What is adult-onset Still disease?
Adult-onset Still disease (AOSD) is a rheumatic disorder, characterised by:
- Arthritis (joint pain and swelling)
- High spiking fevers once or twice daily
- Salmon-coloured skin rash.
Other systemic symptoms include:
- Sore throat
- Enlarged lymph glands in the neck
- Muscle pains
- Enlarged liver and spleen
- Inflammation of lungs and heart.
Still disease was named after an English physician, George Still (1861–1941). The juvenile form of the disease is now known as systemic-onset juvenile idiopathic arthritis (SOJIA).
Adult-onset Still disease
Who gets adult-onset Still disease?
Adult-onset Still disease is rare, with an incidence of less than one in 100,000 people. It usually begins between 16 and 35 years of age.
What is the cause of adult-onset Still disease?
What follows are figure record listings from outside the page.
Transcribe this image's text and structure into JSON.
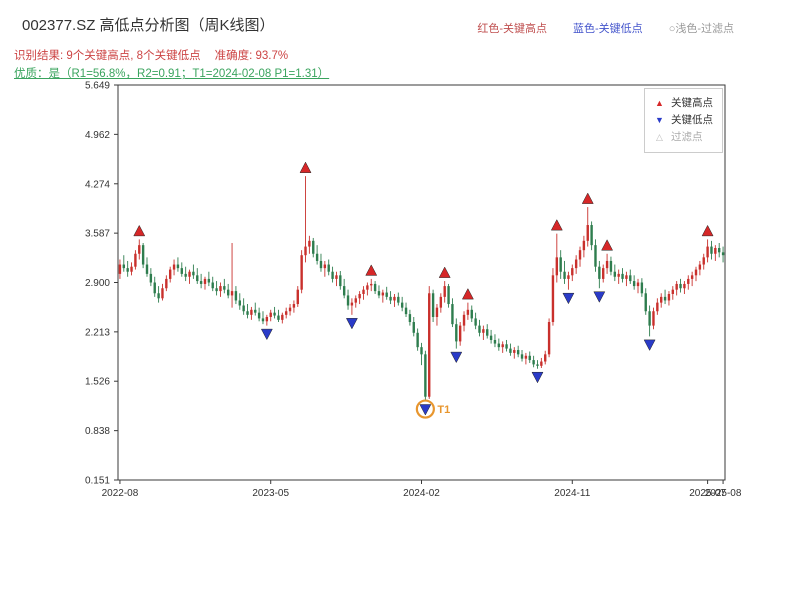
{
  "header": {
    "title": "002377.SZ 高低点分析图（周K线图）",
    "title_color": "#333333",
    "result_label": "识别结果: 9个关键高点, 8个关键低点",
    "accuracy_label": "准确度: 93.7%",
    "result_color": "#cc4444",
    "quality_label": "优质：是（R1=56.8%，R2=0.91；T1=2024-02-08 P1=1.31）",
    "quality_color": "#3aa45e",
    "top_legend": [
      {
        "label": "红色-关键高点",
        "color": "#c05050"
      },
      {
        "label": "蓝色-关键低点",
        "color": "#4455cc"
      },
      {
        "label": "○浅色-过滤点",
        "color": "#999999"
      }
    ]
  },
  "legend_box": {
    "items": [
      {
        "symbol": "▲",
        "label": "关键高点",
        "symbol_color": "#d62728",
        "text_color": "#333333"
      },
      {
        "symbol": "▼",
        "label": "关键低点",
        "symbol_color": "#2a3bc8",
        "text_color": "#333333"
      },
      {
        "symbol": "△",
        "label": "过滤点",
        "symbol_color": "#bbbbbb",
        "text_color": "#aaaaaa"
      }
    ]
  },
  "chart_data": {
    "type": "candlestick",
    "interval": "weekly",
    "symbol": "002377.SZ",
    "title": "002377.SZ 高低点分析图（周K线图）",
    "xlabel": "",
    "ylabel": "",
    "grid": false,
    "ylim": [
      0.151,
      5.649
    ],
    "y_ticks": [
      "0.151",
      "0.838",
      "1.526",
      "2.213",
      "2.900",
      "3.587",
      "4.274",
      "4.962",
      "5.649"
    ],
    "x_tick_labels": [
      {
        "week": 0,
        "label": "2022-08"
      },
      {
        "week": 39,
        "label": "2023-05"
      },
      {
        "week": 78,
        "label": "2024-02"
      },
      {
        "week": 117,
        "label": "2024-11"
      },
      {
        "week": 152,
        "label": "2025-07"
      },
      {
        "week": 156,
        "label": "2025-08"
      }
    ],
    "candles_ohlc": [
      [
        3.02,
        3.22,
        2.95,
        3.15
      ],
      [
        3.15,
        3.28,
        3.05,
        3.1
      ],
      [
        3.1,
        3.2,
        2.98,
        3.05
      ],
      [
        3.05,
        3.18,
        3.0,
        3.12
      ],
      [
        3.12,
        3.35,
        3.08,
        3.3
      ],
      [
        3.3,
        3.5,
        3.22,
        3.42
      ],
      [
        3.42,
        3.45,
        3.1,
        3.15
      ],
      [
        3.15,
        3.25,
        2.98,
        3.02
      ],
      [
        3.02,
        3.1,
        2.85,
        2.9
      ],
      [
        2.9,
        2.98,
        2.7,
        2.75
      ],
      [
        2.75,
        2.85,
        2.62,
        2.68
      ],
      [
        2.68,
        2.88,
        2.65,
        2.82
      ],
      [
        2.82,
        3.0,
        2.78,
        2.95
      ],
      [
        2.95,
        3.12,
        2.9,
        3.08
      ],
      [
        3.08,
        3.22,
        3.0,
        3.15
      ],
      [
        3.15,
        3.25,
        3.05,
        3.1
      ],
      [
        3.1,
        3.18,
        2.98,
        3.02
      ],
      [
        3.02,
        3.12,
        2.92,
        2.98
      ],
      [
        2.98,
        3.08,
        2.88,
        3.05
      ],
      [
        3.05,
        3.15,
        2.95,
        3.0
      ],
      [
        3.0,
        3.1,
        2.88,
        2.92
      ],
      [
        2.92,
        3.02,
        2.82,
        2.88
      ],
      [
        2.88,
        2.98,
        2.8,
        2.95
      ],
      [
        2.95,
        3.05,
        2.85,
        2.9
      ],
      [
        2.9,
        2.98,
        2.78,
        2.82
      ],
      [
        2.82,
        2.92,
        2.72,
        2.78
      ],
      [
        2.78,
        2.9,
        2.7,
        2.85
      ],
      [
        2.85,
        2.95,
        2.75,
        2.8
      ],
      [
        2.8,
        2.88,
        2.68,
        2.72
      ],
      [
        2.72,
        3.45,
        2.55,
        2.78
      ],
      [
        2.78,
        2.85,
        2.6,
        2.65
      ],
      [
        2.65,
        2.75,
        2.52,
        2.58
      ],
      [
        2.58,
        2.68,
        2.45,
        2.5
      ],
      [
        2.5,
        2.6,
        2.4,
        2.45
      ],
      [
        2.45,
        2.56,
        2.38,
        2.52
      ],
      [
        2.52,
        2.62,
        2.44,
        2.48
      ],
      [
        2.48,
        2.55,
        2.36,
        2.4
      ],
      [
        2.4,
        2.5,
        2.32,
        2.36
      ],
      [
        2.36,
        2.45,
        2.3,
        2.42
      ],
      [
        2.42,
        2.52,
        2.36,
        2.48
      ],
      [
        2.48,
        2.56,
        2.4,
        2.44
      ],
      [
        2.44,
        2.52,
        2.35,
        2.38
      ],
      [
        2.38,
        2.48,
        2.33,
        2.45
      ],
      [
        2.45,
        2.55,
        2.4,
        2.5
      ],
      [
        2.5,
        2.6,
        2.44,
        2.55
      ],
      [
        2.55,
        2.65,
        2.48,
        2.6
      ],
      [
        2.6,
        2.85,
        2.56,
        2.8
      ],
      [
        2.8,
        3.35,
        2.75,
        3.28
      ],
      [
        3.28,
        4.38,
        3.18,
        3.4
      ],
      [
        3.4,
        3.55,
        3.3,
        3.48
      ],
      [
        3.48,
        3.52,
        3.25,
        3.3
      ],
      [
        3.3,
        3.42,
        3.15,
        3.2
      ],
      [
        3.2,
        3.3,
        3.05,
        3.1
      ],
      [
        3.1,
        3.2,
        2.98,
        3.15
      ],
      [
        3.15,
        3.22,
        3.0,
        3.05
      ],
      [
        3.05,
        3.12,
        2.9,
        2.95
      ],
      [
        2.95,
        3.05,
        2.85,
        3.0
      ],
      [
        3.0,
        3.06,
        2.8,
        2.85
      ],
      [
        2.85,
        2.95,
        2.68,
        2.72
      ],
      [
        2.72,
        2.8,
        2.52,
        2.58
      ],
      [
        2.58,
        2.68,
        2.45,
        2.62
      ],
      [
        2.62,
        2.72,
        2.55,
        2.68
      ],
      [
        2.68,
        2.78,
        2.6,
        2.74
      ],
      [
        2.74,
        2.85,
        2.66,
        2.8
      ],
      [
        2.8,
        2.9,
        2.72,
        2.86
      ],
      [
        2.86,
        2.95,
        2.78,
        2.88
      ],
      [
        2.88,
        2.92,
        2.74,
        2.78
      ],
      [
        2.78,
        2.86,
        2.68,
        2.72
      ],
      [
        2.72,
        2.8,
        2.62,
        2.76
      ],
      [
        2.76,
        2.84,
        2.66,
        2.7
      ],
      [
        2.7,
        2.78,
        2.6,
        2.65
      ],
      [
        2.65,
        2.74,
        2.56,
        2.7
      ],
      [
        2.7,
        2.76,
        2.58,
        2.62
      ],
      [
        2.62,
        2.7,
        2.5,
        2.55
      ],
      [
        2.55,
        2.62,
        2.42,
        2.46
      ],
      [
        2.46,
        2.52,
        2.3,
        2.35
      ],
      [
        2.35,
        2.42,
        2.15,
        2.2
      ],
      [
        2.2,
        2.26,
        1.95,
        2.0
      ],
      [
        2.0,
        2.06,
        1.75,
        1.9
      ],
      [
        1.9,
        1.95,
        1.25,
        1.31
      ],
      [
        1.31,
        2.85,
        1.28,
        2.75
      ],
      [
        2.75,
        2.8,
        2.35,
        2.42
      ],
      [
        2.42,
        2.6,
        2.3,
        2.55
      ],
      [
        2.55,
        2.75,
        2.48,
        2.7
      ],
      [
        2.7,
        2.92,
        2.62,
        2.85
      ],
      [
        2.85,
        2.88,
        2.55,
        2.6
      ],
      [
        2.6,
        2.68,
        2.28,
        2.32
      ],
      [
        2.32,
        2.4,
        1.98,
        2.08
      ],
      [
        2.08,
        2.35,
        2.02,
        2.3
      ],
      [
        2.3,
        2.5,
        2.22,
        2.45
      ],
      [
        2.45,
        2.62,
        2.38,
        2.52
      ],
      [
        2.52,
        2.58,
        2.35,
        2.4
      ],
      [
        2.4,
        2.48,
        2.25,
        2.3
      ],
      [
        2.3,
        2.38,
        2.15,
        2.2
      ],
      [
        2.2,
        2.3,
        2.1,
        2.25
      ],
      [
        2.25,
        2.32,
        2.12,
        2.16
      ],
      [
        2.16,
        2.24,
        2.05,
        2.1
      ],
      [
        2.1,
        2.18,
        2.0,
        2.05
      ],
      [
        2.05,
        2.12,
        1.95,
        2.0
      ],
      [
        2.0,
        2.08,
        1.92,
        2.04
      ],
      [
        2.04,
        2.1,
        1.94,
        1.98
      ],
      [
        1.98,
        2.05,
        1.88,
        1.92
      ],
      [
        1.92,
        2.0,
        1.84,
        1.96
      ],
      [
        1.96,
        2.02,
        1.86,
        1.9
      ],
      [
        1.9,
        1.96,
        1.8,
        1.84
      ],
      [
        1.84,
        1.92,
        1.76,
        1.88
      ],
      [
        1.88,
        1.94,
        1.78,
        1.82
      ],
      [
        1.82,
        1.88,
        1.72,
        1.76
      ],
      [
        1.76,
        1.82,
        1.7,
        1.74
      ],
      [
        1.74,
        1.85,
        1.71,
        1.8
      ],
      [
        1.8,
        1.95,
        1.76,
        1.9
      ],
      [
        1.9,
        2.4,
        1.86,
        2.35
      ],
      [
        2.35,
        3.1,
        2.3,
        3.0
      ],
      [
        3.0,
        3.58,
        2.9,
        3.25
      ],
      [
        3.25,
        3.35,
        2.95,
        3.05
      ],
      [
        3.05,
        3.2,
        2.88,
        2.95
      ],
      [
        2.95,
        3.05,
        2.8,
        3.0
      ],
      [
        3.0,
        3.15,
        2.92,
        3.1
      ],
      [
        3.1,
        3.28,
        3.02,
        3.22
      ],
      [
        3.22,
        3.4,
        3.12,
        3.35
      ],
      [
        3.35,
        3.55,
        3.25,
        3.48
      ],
      [
        3.48,
        3.95,
        3.4,
        3.7
      ],
      [
        3.7,
        3.75,
        3.35,
        3.42
      ],
      [
        3.42,
        3.5,
        3.05,
        3.12
      ],
      [
        3.12,
        3.2,
        2.82,
        2.95
      ],
      [
        2.95,
        3.15,
        2.9,
        3.1
      ],
      [
        3.1,
        3.3,
        3.02,
        3.2
      ],
      [
        3.2,
        3.26,
        3.0,
        3.05
      ],
      [
        3.05,
        3.15,
        2.92,
        2.98
      ],
      [
        2.98,
        3.08,
        2.88,
        3.02
      ],
      [
        3.02,
        3.1,
        2.9,
        2.95
      ],
      [
        2.95,
        3.05,
        2.85,
        3.0
      ],
      [
        3.0,
        3.08,
        2.88,
        2.92
      ],
      [
        2.92,
        3.0,
        2.8,
        2.85
      ],
      [
        2.85,
        2.95,
        2.75,
        2.9
      ],
      [
        2.9,
        2.96,
        2.7,
        2.75
      ],
      [
        2.75,
        2.82,
        2.45,
        2.5
      ],
      [
        2.5,
        2.58,
        2.15,
        2.3
      ],
      [
        2.3,
        2.55,
        2.25,
        2.5
      ],
      [
        2.5,
        2.68,
        2.45,
        2.62
      ],
      [
        2.62,
        2.75,
        2.55,
        2.7
      ],
      [
        2.7,
        2.8,
        2.6,
        2.65
      ],
      [
        2.65,
        2.78,
        2.58,
        2.74
      ],
      [
        2.74,
        2.85,
        2.66,
        2.8
      ],
      [
        2.8,
        2.92,
        2.72,
        2.88
      ],
      [
        2.88,
        2.95,
        2.76,
        2.82
      ],
      [
        2.82,
        2.92,
        2.74,
        2.88
      ],
      [
        2.88,
        3.0,
        2.8,
        2.95
      ],
      [
        2.95,
        3.05,
        2.85,
        3.0
      ],
      [
        3.0,
        3.12,
        2.92,
        3.08
      ],
      [
        3.08,
        3.2,
        3.0,
        3.15
      ],
      [
        3.15,
        3.3,
        3.08,
        3.25
      ],
      [
        3.25,
        3.5,
        3.18,
        3.4
      ],
      [
        3.4,
        3.48,
        3.22,
        3.3
      ],
      [
        3.3,
        3.42,
        3.2,
        3.38
      ],
      [
        3.38,
        3.45,
        3.25,
        3.32
      ],
      [
        3.32,
        3.4,
        3.18,
        3.28
      ]
    ],
    "key_highs": [
      {
        "week": 5,
        "price": 3.5
      },
      {
        "week": 48,
        "price": 4.38
      },
      {
        "week": 65,
        "price": 2.95
      },
      {
        "week": 84,
        "price": 2.92
      },
      {
        "week": 90,
        "price": 2.62
      },
      {
        "week": 113,
        "price": 3.58
      },
      {
        "week": 121,
        "price": 3.95
      },
      {
        "week": 126,
        "price": 3.3
      },
      {
        "week": 152,
        "price": 3.5
      }
    ],
    "key_lows": [
      {
        "week": 38,
        "price": 2.3
      },
      {
        "week": 60,
        "price": 2.45
      },
      {
        "week": 79,
        "price": 1.25
      },
      {
        "week": 87,
        "price": 1.98
      },
      {
        "week": 108,
        "price": 1.7
      },
      {
        "week": 116,
        "price": 2.8
      },
      {
        "week": 124,
        "price": 2.82
      },
      {
        "week": 137,
        "price": 2.15
      }
    ],
    "filtered_points": [],
    "t1_marker": {
      "week": 79,
      "price": 1.25,
      "label": "T1"
    },
    "colors": {
      "up": "#c9302c",
      "down": "#2e7d4e",
      "high_marker": "#d62728",
      "low_marker": "#2a3bc8",
      "t1": "#e8962e",
      "axis": "#3a3a3a"
    }
  }
}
The exact cause of adult-onset Still disease is not known. One theory is that the disease is caused by infection. Another theory is that Still disease is a hypersensitive or autoimmune disorder (this is where the body's immune system which normally fights off infections or illness suddenly starts to attack the body's cells and tissues it is suppose to protect).
What are the signs and symptoms of adult-onset Still disease?
Intermittent high fever occurs in all patients. Temperatures may get up to 39 or 40C before rapidly returning to normal levels. These fever spikes often occur at nearly the same time every day and may be accompanied by a feeling of extreme fatigue.
Skin rash develops in about of 95% of patients. Characteristics of the rash are:
- Rash comes and goes with the fever
- Small, non-itchy spots or patches up to 5cm in diameter
- Salmon-pink coloured
- Usually appear on the limbs and trunk, but may occur on the face or neck.
Other systemic symptoms include:
- Swollen lymph glands and/or enlarged spleen/liver in 85% of patients
- Muscle pain coinciding with fever
- Inflamed lungs (pleuritis) and/or surrounding heart (pericarditis) in 60% of patients
- Marked increase in white blood cell count
- Severe anaemia
- Abdominal pain
In many cases, skin rash and fever may occur intermittently for months or even years before joint pain and swelling develop. All patients with adult-onset Still disease eventually develop persistent chronic arthritis even if fever and systemic symptoms have stopped. Stiffness, swelling and pain usually affects many joints but in particular the wrists may become severely deformed.
How is the diagnosis of adult-onset Still disease made?
The diagnosis of adult-onset Still disease is made by the presence of the triad of symptoms: arthritis, fever and rash, and other symptoms described above. The diagnosis is supported by laboratory tests:
- Anaemia in 50%
- Elevated neutrophil count in 85%
- Negative rheumatoid factor.
What is the treatment of adult-onset Still disease?
There is no cure for adult-onset Still disease. The main goals of treatment are to reduce joint inflammation and avoid deformity. Therapy may include both medical and surgical interventions. In addition, the patient and their families need to fully understand the nature of the disease and how to live with it for the rest of their lives.
Drug therapy to control many of the symptoms of Still disease includes:
- Nonsteroidal anti-inflammatory drugs such as ibuprofen, naproxen and indomethacin
- Corticosteroids (e.g. prednisone), hydroxychloroquine, methotrexate, gold, azathioprine may be used for more severe symptoms
- Biologics such as anakinra and antitumour necrosis factor therapies (adalimumab, etanercept, infliximab), and tocilizumab (an interleukin-6 receptor antagonist).
Non-drug therapy includes physiotherapy, hydrotherapy and simply rest. Patients with Still disease will experience “good” and “bad” days. The number of “bad” days, that is flare-ups or exacerbations of the disease, can be controlled or reduced by careful planning of activities and rest periods. It has been shown that physical and emotional stress can exacerbate symptoms of Still disease.
There are several anecdotal reports in the literature of successful treatment of adult onset Still disease with anakinra. Results of the first open 24 week, comparative, multicenter study in 22 patients randomised to receive anakinra (n=12) or disease modifying antirheumatic drugs (n=10) have shown that anakinra produced significantly more rapid and sustained responses.